Loss of smell can cause many emotions. It can cause people to feel disoriented, detached, anxious or worse.
“There are a lot of people who are depressed because of the loss of sense of smell," said Dr. Loughlin. "Part of the reason is because of the loss of sense of smell diminishes your sense of taste or eliminates your sense of taste. And not being able to enjoy food as you are used to is very depressing.”
There are other reasons to be concerned about loss of smell, including not being able to smell a gas leak in your house; failing to realize the food you’re eating is spoiled; and losing your appetite can cause a Vitamin D deficiency or malnutrition.

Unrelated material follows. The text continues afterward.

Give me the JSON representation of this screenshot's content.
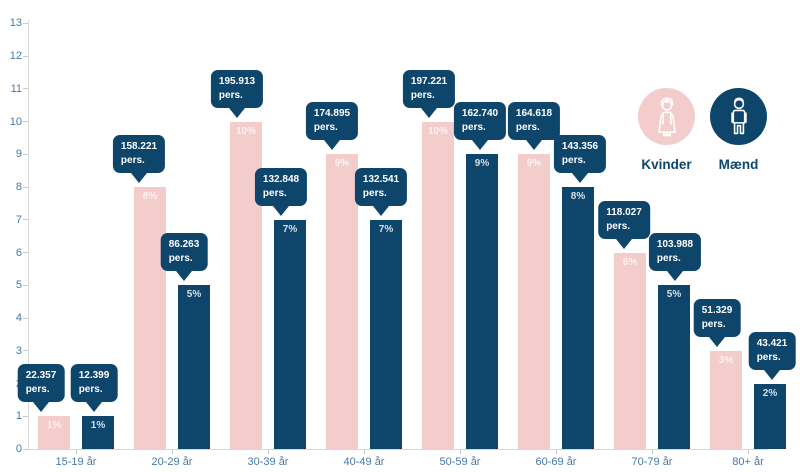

The upside, however, is that most people will eventually regain their sense of smell, although the length of time varies.
“There have been a lot of numbers published on how long we lose our sense of smell," said Dr. Loughlin. "I think the most common published numbers are that 50 % of people get their sense of smell back in three weeks and 95 % percent of people with loss of sense of smell get it back within a half of year.”
There are no proven treatments for restoring smell. According to Dr. Loughlin, some doctors will prescribe Flonase or Nasacort or even a steroid, but there is no data that proves any treatment is effective.
This is just another reminder about the importance of getting the COVID vaccine. Medical experts believe that the vaccine may protect people from losing their sense of smell even if they get infected.
And that news is nothing to sniff at.